Taking the wicket-keeping gloves off Jonny Bairstow makes sense for this game because of his broken finger — no matter what the player himself says.
My gut feeling is that it is probably in the best interests of the team in the long term. But it is a big decision and big decisions are rarely straightforward.
What makes me uncomfortable is that Bairstow has worked incredibly hard on his keeping since that series in South Africa a few years ago where he looked fallible.
Jonny Bairstow was replaced by Jos Buttler as wicketkeeper for the fourth Test against India
Now, it is as if they have rewarded him by taking away the gloves. As a general principle, that does not sit easily with me and I’m not surprised he is hardly ecstatic.
It is also true that your mentality risks changing when you are no longer keeping wicket. When you are a specialist batsman, as Bairstow will now be at No 4, you have nothing else to fall back on if the runs start to dry up. The gloves can be an insurance against that and Bairstow has spoken about this in the past.
So, assuming Jos Buttler is England’s Test keeper in the medium term, I hope people cut Bairstow a bit of slack if the runs stop flowing. He has made a sacrifice for the team and deserves some leeway. One of his biggest challenges will be adjusting to a new mindset.
Buttler gets in practice with the wicketkeeper gloves having been reinstated for the fourth Test
The other side of the equation is that Buttler has not been England’s Test keeper since the tour of the UAE in 2015-16, when he was on a downward curve after struggling in that summer’s Ashes.
He looked exhausted at the end of the Ashes and kept getting out cheaply to Nathan Lyon. He is going to be one of the busiest cricketers on the planet in the next year — with England tours of Sri Lanka and the West Indies, T20 franchise cricket, a World Cup and another Ashes, assuming his Test form holds up.
So, while Bairstow has grown used to keeping in Test cricket, Buttler will have to reacquaint himself with the role just after he has scored an excellent hundred at Trent Bridge.
England have to be careful they do not end up diminishing his skills, because keeping wicket in all formats is going to take it out of him.
My point is not that England have made the wrong call. It is that any fundamental change to a team brings with it potential downsides and I’d like to see the selectors monitor the keeping situation. They should always give themselves the option of switching back.
Moving Bairstow up a place probably works better for the team ahead of the fourth Test
One argument in the selectors’ favour is that England have plenty of keepers doing the rounds but not many No 4s. And that is why, ultimately, moving Bairstow up a place probably works better for the team. He is one of the few players capable of scoring big runs.

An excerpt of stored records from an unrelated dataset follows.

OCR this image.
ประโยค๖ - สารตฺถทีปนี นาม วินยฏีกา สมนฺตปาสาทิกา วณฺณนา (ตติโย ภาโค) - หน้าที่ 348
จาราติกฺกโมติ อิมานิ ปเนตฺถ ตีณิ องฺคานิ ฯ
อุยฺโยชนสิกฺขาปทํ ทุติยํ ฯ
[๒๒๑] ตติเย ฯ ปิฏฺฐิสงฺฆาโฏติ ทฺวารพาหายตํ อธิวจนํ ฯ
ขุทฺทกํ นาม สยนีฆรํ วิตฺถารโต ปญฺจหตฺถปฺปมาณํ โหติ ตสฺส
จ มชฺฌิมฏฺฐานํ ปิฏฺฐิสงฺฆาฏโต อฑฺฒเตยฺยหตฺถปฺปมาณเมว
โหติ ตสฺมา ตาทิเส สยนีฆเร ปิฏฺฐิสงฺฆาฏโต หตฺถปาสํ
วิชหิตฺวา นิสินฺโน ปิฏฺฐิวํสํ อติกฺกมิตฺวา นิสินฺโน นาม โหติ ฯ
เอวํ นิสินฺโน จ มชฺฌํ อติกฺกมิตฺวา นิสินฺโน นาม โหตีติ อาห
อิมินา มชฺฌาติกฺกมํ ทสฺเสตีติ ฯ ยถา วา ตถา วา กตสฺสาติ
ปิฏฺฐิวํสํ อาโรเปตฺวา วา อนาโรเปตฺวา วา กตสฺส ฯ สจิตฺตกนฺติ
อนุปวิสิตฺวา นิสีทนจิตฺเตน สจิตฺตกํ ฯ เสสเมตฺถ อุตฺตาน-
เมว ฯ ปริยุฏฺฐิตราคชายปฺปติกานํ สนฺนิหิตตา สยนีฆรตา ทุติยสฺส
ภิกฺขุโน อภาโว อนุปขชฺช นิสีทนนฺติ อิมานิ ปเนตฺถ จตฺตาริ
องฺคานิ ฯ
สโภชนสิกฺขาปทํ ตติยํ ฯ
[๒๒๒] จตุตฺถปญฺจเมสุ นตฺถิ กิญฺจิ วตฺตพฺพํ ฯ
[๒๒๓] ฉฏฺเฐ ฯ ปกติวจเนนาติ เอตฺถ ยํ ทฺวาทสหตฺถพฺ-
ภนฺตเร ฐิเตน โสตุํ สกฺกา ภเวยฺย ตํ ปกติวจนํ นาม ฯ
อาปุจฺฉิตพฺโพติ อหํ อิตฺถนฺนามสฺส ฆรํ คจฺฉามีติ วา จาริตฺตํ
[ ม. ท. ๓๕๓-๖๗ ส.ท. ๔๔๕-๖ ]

That brings us to the decision to drop Ollie Pope. England have to be careful here. I’ve been an admirer of what Ed Smith has done so far. He has been bold.
And some people will argue that you try to win the game in front of you — especially if it seals a series win over India — because the future then takes care of itself.
But we need to make sure we don’t go back to the bad old days of short-term picks. At some stage, Smith and his fellow selectors will have to look at long-term decision-making. That can get easily forgotten in the desperation to close out a home series, but it is where Smith will earn his wages in the months ahead.